En résumé, avoir des contraintes, c’est inévitable, mais c’est bien parce que ça booste la créativité. En revanche, s’en imposer, revient se donner un dopant pour pallier ses (supposés) manques.

Et si on apprivoisait l’existant ?

Les contraintes, je les ai déjà avec moi. Je ne peux consacrer du temps aux photos qu’en début ou fin de journée. (Entre les deux, il se trouve que j’ai un métier qui m’accapare un peu). De plus, j’habite une région à la météo, disons, capricieuse et parfois humide, les lumières et les couleurs sont instables et peuvent changer en quelques secondes.

Ça fait déjà beaucoup.

Je préfère me donner des grandes lignes directrices, des principes qui me servent de guides pour la suite. Les miennes ne sont pas difficiles à trouver, et je les partage volontiers : l’univers de la mer, les grands espaces, la couleur, la lumière, peu de présence humaine, le dialogue intérieur, le minimalisme. Il y en a d’autres, mais peu importe.

Ces grands principes ne sont pas là pour être systématiquement appliqués pour toutes les photos : à un instant T, certains sont plus pertinents que d’autres. C’est la grande différence avec les contraintes qui doivent être systématiquement prises en compte, sinon, ça « casse » la série.

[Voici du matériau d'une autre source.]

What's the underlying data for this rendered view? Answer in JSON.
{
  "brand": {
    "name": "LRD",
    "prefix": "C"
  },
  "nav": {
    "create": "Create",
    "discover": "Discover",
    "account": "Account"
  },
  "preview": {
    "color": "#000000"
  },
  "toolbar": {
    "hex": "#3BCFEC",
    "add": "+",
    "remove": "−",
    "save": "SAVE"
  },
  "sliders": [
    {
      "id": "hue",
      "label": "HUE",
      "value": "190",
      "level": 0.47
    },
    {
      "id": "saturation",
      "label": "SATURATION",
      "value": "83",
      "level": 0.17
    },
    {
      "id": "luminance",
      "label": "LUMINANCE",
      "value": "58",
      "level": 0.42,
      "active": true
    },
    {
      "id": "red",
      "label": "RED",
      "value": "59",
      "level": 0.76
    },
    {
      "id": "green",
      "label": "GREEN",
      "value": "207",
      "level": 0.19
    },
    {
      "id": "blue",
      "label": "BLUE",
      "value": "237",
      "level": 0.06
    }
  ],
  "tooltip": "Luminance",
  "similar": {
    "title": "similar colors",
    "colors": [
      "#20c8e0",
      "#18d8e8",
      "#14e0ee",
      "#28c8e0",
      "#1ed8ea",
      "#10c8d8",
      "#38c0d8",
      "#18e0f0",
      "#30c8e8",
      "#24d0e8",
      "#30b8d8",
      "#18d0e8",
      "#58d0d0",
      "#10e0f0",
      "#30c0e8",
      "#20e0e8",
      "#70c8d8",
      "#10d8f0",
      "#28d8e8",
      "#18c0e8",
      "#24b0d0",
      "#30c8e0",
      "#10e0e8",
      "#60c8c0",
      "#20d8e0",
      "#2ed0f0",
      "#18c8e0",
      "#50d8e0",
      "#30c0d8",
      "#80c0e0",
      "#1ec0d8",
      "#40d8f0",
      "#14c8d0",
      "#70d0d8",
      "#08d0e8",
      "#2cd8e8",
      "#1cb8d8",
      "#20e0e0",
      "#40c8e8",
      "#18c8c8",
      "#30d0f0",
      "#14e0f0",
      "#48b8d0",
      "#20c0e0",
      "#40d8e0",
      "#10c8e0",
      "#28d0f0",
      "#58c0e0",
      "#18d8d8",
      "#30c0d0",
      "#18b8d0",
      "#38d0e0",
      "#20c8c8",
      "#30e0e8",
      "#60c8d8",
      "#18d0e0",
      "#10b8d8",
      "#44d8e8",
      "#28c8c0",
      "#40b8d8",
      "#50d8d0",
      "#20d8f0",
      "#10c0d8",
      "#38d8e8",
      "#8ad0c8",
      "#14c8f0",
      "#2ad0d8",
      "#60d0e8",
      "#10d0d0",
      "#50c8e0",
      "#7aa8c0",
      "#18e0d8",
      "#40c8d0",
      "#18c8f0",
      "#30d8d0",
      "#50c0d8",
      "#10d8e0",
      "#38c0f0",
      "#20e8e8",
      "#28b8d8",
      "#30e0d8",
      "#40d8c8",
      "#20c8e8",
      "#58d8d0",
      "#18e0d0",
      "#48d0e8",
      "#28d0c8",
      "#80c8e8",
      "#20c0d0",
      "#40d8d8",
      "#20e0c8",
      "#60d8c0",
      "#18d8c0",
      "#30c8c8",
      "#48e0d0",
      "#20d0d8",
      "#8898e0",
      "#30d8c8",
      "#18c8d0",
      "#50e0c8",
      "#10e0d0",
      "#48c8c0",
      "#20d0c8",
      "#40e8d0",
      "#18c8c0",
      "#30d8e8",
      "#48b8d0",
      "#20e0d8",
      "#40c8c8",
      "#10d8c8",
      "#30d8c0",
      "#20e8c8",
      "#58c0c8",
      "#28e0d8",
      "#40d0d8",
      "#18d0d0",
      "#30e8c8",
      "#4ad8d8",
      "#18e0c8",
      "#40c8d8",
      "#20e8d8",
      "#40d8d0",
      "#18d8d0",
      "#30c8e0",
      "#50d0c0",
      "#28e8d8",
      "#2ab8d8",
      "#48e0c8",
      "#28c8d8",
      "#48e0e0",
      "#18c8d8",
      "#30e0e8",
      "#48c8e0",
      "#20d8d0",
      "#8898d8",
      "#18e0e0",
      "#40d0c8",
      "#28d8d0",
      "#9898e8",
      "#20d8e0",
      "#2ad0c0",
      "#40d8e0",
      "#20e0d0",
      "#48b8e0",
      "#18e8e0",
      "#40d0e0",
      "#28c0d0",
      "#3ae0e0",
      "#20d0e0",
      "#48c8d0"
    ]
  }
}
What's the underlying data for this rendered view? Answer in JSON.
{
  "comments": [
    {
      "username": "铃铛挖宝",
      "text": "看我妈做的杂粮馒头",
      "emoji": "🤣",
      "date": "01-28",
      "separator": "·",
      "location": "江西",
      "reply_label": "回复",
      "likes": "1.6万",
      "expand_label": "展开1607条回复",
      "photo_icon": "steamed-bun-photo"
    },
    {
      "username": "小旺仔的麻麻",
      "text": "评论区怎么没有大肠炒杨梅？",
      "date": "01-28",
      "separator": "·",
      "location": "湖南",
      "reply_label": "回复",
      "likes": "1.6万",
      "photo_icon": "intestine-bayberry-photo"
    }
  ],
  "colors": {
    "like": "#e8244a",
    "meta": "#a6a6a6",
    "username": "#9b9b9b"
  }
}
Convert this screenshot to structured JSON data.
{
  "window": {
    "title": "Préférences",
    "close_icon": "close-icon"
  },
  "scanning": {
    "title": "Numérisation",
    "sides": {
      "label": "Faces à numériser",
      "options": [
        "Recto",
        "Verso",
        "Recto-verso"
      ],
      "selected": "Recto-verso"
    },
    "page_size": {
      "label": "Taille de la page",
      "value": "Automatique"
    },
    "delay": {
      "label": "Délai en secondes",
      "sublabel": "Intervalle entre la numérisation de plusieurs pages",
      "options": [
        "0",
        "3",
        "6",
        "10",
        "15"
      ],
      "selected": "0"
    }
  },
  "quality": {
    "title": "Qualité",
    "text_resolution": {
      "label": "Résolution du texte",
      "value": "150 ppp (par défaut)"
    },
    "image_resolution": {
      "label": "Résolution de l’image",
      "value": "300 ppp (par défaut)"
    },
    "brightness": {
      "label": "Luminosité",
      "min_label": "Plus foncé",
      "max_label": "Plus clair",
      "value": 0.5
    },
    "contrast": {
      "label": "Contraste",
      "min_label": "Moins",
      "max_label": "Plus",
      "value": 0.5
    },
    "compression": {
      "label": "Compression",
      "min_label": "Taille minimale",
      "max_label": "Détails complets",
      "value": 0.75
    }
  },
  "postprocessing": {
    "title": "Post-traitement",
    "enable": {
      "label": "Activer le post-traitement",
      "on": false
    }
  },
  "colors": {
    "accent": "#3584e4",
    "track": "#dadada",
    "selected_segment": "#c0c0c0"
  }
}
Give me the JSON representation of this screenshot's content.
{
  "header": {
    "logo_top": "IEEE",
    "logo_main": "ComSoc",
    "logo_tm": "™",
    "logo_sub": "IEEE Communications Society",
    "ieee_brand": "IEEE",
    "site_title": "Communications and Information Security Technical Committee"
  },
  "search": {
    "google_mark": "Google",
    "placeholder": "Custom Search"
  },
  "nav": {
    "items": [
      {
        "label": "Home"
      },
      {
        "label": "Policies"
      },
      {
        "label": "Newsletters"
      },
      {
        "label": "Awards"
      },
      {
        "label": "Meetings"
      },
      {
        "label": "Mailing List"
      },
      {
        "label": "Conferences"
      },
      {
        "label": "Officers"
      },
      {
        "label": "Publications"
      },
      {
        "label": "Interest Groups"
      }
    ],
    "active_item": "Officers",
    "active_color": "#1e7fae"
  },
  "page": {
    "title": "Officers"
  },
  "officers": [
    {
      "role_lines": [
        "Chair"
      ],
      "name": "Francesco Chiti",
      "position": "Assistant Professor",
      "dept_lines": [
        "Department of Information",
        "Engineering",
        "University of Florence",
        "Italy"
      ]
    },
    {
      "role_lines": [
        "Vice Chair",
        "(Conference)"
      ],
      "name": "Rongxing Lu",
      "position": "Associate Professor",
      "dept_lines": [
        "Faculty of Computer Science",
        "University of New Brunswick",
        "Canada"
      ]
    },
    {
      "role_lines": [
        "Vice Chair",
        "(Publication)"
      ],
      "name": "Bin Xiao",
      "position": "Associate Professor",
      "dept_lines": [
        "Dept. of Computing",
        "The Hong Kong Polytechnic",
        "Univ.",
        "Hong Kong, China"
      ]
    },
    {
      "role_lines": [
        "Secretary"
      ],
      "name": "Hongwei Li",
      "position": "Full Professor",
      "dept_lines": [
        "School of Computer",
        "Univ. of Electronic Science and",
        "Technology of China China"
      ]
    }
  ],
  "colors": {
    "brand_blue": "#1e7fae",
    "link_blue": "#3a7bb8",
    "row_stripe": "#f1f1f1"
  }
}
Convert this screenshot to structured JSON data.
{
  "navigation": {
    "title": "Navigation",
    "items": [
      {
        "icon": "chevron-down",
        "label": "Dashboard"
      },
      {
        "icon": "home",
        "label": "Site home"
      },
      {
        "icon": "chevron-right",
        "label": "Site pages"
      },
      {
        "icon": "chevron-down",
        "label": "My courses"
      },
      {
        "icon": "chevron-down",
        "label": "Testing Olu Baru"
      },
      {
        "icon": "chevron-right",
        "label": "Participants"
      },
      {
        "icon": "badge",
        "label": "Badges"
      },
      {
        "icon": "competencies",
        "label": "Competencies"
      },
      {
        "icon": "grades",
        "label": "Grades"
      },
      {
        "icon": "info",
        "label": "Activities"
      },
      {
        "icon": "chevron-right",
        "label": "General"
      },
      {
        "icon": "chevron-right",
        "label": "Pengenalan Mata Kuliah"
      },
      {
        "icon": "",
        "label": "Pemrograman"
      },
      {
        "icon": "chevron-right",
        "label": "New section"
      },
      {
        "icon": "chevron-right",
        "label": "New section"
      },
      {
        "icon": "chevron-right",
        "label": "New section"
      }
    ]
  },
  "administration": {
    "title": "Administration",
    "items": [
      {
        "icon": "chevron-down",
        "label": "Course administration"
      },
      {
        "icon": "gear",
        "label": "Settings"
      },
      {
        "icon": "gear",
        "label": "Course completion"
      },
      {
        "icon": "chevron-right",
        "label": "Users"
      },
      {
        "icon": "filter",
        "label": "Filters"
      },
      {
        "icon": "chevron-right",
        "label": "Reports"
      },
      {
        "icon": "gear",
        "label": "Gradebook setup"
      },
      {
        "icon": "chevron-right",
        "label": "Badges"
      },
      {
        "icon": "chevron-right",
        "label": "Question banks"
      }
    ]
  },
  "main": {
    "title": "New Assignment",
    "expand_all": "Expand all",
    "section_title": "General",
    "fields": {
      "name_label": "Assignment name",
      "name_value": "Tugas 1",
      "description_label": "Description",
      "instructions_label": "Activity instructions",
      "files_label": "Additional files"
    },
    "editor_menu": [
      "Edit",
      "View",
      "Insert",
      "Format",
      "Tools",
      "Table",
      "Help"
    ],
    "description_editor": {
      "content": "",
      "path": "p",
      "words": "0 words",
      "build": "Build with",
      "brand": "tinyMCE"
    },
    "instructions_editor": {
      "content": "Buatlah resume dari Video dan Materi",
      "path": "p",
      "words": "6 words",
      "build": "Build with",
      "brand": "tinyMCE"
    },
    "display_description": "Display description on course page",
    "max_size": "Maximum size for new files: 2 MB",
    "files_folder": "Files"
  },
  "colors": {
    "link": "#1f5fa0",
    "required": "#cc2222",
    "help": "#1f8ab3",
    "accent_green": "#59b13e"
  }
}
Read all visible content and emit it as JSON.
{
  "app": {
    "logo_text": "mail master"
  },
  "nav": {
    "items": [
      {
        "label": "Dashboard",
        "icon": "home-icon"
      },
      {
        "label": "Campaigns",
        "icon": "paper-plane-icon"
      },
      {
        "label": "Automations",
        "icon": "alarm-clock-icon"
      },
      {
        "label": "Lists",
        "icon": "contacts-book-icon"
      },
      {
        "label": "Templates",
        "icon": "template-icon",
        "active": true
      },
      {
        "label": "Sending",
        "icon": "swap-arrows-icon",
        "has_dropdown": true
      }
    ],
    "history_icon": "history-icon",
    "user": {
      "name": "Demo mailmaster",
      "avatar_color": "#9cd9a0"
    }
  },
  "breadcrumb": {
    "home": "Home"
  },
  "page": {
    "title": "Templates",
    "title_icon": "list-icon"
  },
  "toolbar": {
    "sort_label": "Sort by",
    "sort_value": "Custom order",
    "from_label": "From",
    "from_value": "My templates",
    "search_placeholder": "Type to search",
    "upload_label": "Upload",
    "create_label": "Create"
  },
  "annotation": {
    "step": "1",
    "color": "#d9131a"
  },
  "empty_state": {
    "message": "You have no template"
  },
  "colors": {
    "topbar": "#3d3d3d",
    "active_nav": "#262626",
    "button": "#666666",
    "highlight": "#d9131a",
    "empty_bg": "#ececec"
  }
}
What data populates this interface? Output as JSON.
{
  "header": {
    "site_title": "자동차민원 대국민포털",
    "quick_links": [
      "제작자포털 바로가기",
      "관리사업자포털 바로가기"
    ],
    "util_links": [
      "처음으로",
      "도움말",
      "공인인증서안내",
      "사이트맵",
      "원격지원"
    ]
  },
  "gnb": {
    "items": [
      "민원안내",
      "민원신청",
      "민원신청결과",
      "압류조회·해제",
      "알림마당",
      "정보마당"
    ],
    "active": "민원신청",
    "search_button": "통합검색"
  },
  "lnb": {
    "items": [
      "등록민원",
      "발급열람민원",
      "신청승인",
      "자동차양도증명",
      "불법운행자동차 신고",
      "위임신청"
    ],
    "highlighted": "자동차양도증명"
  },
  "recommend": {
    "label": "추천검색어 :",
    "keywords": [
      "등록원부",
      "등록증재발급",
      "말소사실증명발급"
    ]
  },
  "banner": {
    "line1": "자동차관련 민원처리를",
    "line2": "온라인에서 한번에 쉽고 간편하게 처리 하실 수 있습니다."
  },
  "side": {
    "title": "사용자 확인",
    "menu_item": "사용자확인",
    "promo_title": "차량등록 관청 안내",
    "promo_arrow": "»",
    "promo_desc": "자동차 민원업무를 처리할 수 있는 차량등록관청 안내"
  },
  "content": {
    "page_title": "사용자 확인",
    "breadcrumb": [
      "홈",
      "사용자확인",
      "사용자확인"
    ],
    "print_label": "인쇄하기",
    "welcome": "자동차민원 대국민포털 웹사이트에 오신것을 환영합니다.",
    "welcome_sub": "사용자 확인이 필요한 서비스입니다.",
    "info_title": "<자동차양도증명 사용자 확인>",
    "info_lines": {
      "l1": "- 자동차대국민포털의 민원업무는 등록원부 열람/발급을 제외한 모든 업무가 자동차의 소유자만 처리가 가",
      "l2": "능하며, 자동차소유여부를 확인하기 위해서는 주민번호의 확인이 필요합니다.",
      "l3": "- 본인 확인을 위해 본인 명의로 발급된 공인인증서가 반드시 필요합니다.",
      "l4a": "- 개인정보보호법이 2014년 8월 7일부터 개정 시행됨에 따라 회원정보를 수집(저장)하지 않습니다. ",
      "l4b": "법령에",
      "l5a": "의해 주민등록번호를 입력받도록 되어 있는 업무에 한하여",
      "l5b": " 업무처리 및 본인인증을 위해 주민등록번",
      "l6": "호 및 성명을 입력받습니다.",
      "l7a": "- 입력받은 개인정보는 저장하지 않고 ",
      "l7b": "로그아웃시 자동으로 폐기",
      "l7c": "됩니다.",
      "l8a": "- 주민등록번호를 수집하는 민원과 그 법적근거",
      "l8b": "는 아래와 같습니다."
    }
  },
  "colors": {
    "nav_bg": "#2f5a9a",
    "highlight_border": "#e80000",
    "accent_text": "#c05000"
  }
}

Une série se nourrit des autres

C’est pareil avec l’idée du sujet unique (les fameuses coquillettes).

Travailler sans arrêt sur la même série m’ennuie assez rapidement. J’ai besoin d’avoir plusieurs projets en cours pour me nourrir.

Cette diversité n’est pas de l’éparpillement. En fonction de différentes conditions, je peux choisir de me consacrer à un projet plus qu’un autre, voire quelquefois plusieurs en même temps. Il n’y a aucune loi divine de la photographie qui impose de ne se consacrer qu’à une seule idée à la fois.

Chez moi, les idées germent peu à peu, mutent, évoluent, se fécondent au fur et à mesure pour faire naître un (ou plusieurs) fils conducteurs.

Quelque fois, ça fonctionne, d’autre fois, non. Et dans ce cas ce n’est pas grave puisqu’en fusionnant avec les autres idées en cours, ça sert d’expérience pour la suite.

Peut-être que dans la durée, une seule finira par avoir le dessus sur les autres. Je la verrai alors comme la résultante de tout ce qu’il y aura eu en amont. J’ai donc tout à gagner à faire vivre plusieurs projets en parallèle.

Donnez-vous un peu de liberté, que diable

Pour moi, il n’y a pas de règles à respecter en photographie, pas plus dans la composition (coucou la règle des tiers) que dans la façon de concevoir son travail. Je parle bien évidemment ici de photos que nous qualifierons d’artistiques, et non de photo corporate ou de packshot ou la liberté de s’exprimer est relativement réduite.

Libérez-vous des contraintes techniques artificielles.

Libérez-vous aussi de la sur-intellectualisation.

Et faites des photos. Tout simplement.

Le reste suivra.

Choisir sa propre voie.

Il faut autant se méfier des ayatollahs de la techniques que des théoriciens (je pourrais presque dire théologiens) de la photo. Ils sont aussi néfastes les uns que les autres pour qui veut s’épanouir dans sa pratique.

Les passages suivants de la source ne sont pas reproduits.